この学園には多数の霊が居た。見える人も結構居るみたいだから…それに此処は霊と言う物をそこまで特別視していないみたいだ。日本とは少し価値観が違うので、僕的には楽になった。
僕は自分の見えるという事を武器にする為に、各国の占いを勉強したり力のある人に教えを乞い、弟子にして貰ったりしたのだ。
西洋占いは、ヨーロッパ諸国より発祥発展したので僕は、様々な街を歩き観察して風景や空気の中に溶け込んでいるものを感覚で掴む様にした。
事前に感覚を掴む事で、勉強した時の飲み込みや吸収が早くなる様な気がするのだ。特に感覚がものを言う世界だから言葉では表せないものを察する為にはその場の雰囲気に溶け込むのは大事な事だと、僕は考えている。
星占い・ルーン占い・数秘術・タロット・占術・手相をヨーロッパ諸国を回り数年かけて学んだ。
東洋占術は、中国や日本へ行き陰陽五行思想を学んだ。暦の考え方はロジカルである為、物事に対する吉凶がハッキリと別れるのが面白い。
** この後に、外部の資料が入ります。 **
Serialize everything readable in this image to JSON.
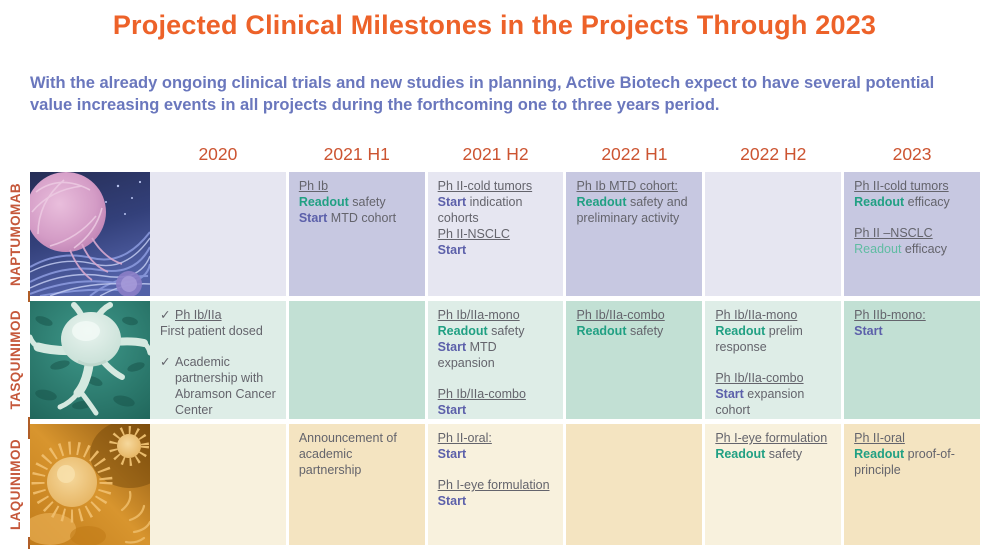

四柱推命・姓名判断・九星気学・算命学・宿曜・風水・0学・手相をこれまた時間をかけて、各地を回り学んだ。
僕は霊も見えるので霊能者の修行もして、霊術も学んだ。
これ程の事を学べたのは、学園の長期休暇を全て使って、世界各地を回れたおかげである。僕は自身の家庭や家族を暖かみがあるとは、お世辞にも言えないが、行動を制限しなくお金を払ってくれた事にはとても感謝を感じている。
僕が使ったであろう金銭に関しては、大人になり働いたのち全てを返済する予定である。それが出来ると見据えている。